PARIS – Hermès is still leading the pack.
The French luxury leather goods company is proving to be resilient in the face of slowing luxury spending, with sales up 18 percent in the fourth quarter at constant exchange rates to 3.36 billion euros.
Growth in the Americas was particularly strong in the three-month period to Dec. 31, with sales up 21.6 percent. Sales in Asia were up 14.8 percent at constant exchange rates, with Japan jumping 26.2 percent.
Those growth numbers put it ahead of LVMH Moët Hennessy Louis Vuitton, whose sales were up 5.5 percent in the fourth quarter and far ahead of rival Kering, whose sales fell 6 percent in the three months to Dec. 31.
“In 2023, Hermès has once again cultivated its singularity and achieved an outstanding performance in all métiers and across all regions against a high base. These solid results reflect the strong desirability of our collections and the commitment and talent of the house’s women and men. I thank them all warmly,” said Hermès chief executive officer Axel Dumas.
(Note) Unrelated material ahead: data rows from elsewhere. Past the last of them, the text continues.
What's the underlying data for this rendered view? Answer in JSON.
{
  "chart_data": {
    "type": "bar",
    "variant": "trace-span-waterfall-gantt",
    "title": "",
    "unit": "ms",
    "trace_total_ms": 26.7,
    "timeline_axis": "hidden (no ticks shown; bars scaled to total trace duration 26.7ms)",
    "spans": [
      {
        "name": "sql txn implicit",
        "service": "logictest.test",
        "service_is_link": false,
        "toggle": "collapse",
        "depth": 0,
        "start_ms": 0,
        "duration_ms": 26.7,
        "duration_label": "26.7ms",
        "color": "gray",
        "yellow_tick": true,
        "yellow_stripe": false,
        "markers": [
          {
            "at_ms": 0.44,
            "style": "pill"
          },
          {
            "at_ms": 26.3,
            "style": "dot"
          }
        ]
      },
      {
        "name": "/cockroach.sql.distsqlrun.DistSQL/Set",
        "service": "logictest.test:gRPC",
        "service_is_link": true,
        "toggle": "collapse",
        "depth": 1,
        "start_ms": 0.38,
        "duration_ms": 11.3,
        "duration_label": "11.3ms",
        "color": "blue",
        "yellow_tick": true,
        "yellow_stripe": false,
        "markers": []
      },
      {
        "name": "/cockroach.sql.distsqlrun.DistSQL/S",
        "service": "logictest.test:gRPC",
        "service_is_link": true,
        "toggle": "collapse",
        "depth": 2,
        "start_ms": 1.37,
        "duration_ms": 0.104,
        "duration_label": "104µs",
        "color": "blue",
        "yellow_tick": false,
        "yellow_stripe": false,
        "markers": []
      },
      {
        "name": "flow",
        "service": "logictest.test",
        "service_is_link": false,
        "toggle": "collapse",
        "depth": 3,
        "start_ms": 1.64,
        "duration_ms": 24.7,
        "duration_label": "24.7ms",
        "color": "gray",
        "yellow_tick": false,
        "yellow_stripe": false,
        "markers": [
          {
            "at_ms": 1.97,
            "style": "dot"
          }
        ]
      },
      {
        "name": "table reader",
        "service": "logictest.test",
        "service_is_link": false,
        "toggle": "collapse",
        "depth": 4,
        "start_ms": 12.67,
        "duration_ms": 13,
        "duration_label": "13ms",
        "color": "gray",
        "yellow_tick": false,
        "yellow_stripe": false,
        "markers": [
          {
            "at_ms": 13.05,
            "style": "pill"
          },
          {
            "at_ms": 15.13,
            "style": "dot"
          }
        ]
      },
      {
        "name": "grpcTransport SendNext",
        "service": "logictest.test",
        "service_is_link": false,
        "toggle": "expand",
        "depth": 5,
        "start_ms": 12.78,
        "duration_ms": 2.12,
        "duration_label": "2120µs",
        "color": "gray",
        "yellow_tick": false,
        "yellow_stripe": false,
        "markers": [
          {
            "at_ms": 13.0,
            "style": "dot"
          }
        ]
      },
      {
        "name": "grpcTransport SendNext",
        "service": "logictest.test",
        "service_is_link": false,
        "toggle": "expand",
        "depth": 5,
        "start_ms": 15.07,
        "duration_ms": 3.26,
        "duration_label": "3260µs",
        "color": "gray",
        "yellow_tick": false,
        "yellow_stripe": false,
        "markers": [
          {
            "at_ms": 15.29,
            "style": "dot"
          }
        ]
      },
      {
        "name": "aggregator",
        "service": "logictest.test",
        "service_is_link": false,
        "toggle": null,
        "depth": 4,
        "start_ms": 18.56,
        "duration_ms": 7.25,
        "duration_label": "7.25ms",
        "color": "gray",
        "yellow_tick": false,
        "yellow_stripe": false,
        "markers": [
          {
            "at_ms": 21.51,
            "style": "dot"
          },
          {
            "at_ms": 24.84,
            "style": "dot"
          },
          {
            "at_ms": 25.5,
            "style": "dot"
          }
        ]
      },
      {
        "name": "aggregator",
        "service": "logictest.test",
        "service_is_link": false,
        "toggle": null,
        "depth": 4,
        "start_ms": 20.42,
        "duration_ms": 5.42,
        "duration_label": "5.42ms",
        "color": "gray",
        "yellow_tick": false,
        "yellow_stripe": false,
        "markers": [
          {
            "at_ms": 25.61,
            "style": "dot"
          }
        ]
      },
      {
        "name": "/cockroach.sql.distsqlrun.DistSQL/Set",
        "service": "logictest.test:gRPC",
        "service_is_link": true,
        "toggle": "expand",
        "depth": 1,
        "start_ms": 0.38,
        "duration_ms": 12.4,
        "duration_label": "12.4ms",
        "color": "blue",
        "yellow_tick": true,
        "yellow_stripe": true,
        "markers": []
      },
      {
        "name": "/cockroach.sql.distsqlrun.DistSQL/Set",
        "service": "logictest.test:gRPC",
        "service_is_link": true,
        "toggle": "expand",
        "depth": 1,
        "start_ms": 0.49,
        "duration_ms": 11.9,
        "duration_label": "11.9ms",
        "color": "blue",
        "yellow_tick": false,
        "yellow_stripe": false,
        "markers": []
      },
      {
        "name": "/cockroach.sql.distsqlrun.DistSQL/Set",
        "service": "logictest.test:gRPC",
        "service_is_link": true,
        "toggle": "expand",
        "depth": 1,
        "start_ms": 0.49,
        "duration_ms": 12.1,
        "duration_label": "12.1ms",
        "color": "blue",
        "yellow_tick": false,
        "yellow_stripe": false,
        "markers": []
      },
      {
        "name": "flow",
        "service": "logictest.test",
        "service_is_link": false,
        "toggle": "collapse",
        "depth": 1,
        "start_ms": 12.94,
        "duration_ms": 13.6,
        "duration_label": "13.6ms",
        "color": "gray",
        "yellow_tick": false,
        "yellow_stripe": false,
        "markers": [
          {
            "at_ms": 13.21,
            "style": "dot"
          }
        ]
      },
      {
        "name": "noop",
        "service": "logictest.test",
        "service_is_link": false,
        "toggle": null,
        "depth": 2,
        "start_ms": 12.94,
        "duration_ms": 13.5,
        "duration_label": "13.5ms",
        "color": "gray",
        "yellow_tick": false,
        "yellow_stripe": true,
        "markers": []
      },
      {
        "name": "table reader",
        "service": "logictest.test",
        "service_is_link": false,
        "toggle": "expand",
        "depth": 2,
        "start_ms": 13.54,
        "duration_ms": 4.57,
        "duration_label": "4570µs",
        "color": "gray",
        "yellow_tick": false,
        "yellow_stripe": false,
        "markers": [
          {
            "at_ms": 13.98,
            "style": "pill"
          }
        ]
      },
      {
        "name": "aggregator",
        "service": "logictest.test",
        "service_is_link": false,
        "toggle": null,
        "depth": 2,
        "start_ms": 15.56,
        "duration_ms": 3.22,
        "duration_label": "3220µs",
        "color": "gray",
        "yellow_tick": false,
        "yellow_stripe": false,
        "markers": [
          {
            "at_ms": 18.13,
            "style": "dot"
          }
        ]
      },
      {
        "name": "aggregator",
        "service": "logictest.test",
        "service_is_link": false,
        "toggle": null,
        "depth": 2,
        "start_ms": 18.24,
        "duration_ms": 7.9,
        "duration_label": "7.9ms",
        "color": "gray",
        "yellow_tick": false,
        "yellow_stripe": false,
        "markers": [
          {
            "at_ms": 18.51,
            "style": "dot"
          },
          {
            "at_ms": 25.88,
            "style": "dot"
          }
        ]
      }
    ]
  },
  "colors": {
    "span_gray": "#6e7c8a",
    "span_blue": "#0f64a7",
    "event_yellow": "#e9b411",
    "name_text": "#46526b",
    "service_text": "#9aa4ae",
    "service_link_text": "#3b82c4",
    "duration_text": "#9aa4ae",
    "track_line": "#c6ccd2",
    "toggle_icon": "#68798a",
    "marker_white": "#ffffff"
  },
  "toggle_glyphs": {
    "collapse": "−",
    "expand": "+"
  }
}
The company topped 13.42 billion in sales for the full year, up 21 percent at constant exchange rates, with a net profit of 4.31 billion euros.
The company continued “its strong brand momentum,” said Bernstein analyst Luca Solca. The numbers put it above consensus that had predicted a 13.7 percent growth.
“Importantly leather goods is ahead and double digits in the quarter, defying the usual end of year lull on the back of satiated store managers having met targets long before. Hermès is yet another company to confirm reviving momentum of the American consumers, on the back of resurgent confidence and lower inflation,” he said in a note after the release on Friday.
The company, famous for its Birkin and Kelly handbags, has been strengthening its other categories in recent quarters, with growth in the ready-to-wear and watches categories outpacing its core leather goods category. That trend continued over the holiday period, with ready-to-wear jumping 27.5 percent, while sales of leather goods were up 10.4 percent.
Beauty, an accessible and expanding category for the company, and its watch division both clocked 22 percent growth in the fourth quarter.
The company is combating the luxury sector’s recruitment issues with another bonus for employees, and will pay 4,000 euros to all staff worldwide as a reward for the year’s stellar results.
Consumers are spending on jetting around the world, benefiting Hermès wholesale activities, which were up 24 percent driven by the travel retail business in 2023.
Looking ahead, the company sees itself staying steady despite the geopolitical headwinds and slowing economic growth in other categories, as consumers become more cautious about their spending.
“In the medium-term, despite the economic, geopolitical, and monetary uncertainties around the world, the group confirms an ambitious goal for revenue growth at constant exchange rates,” it said in a statement.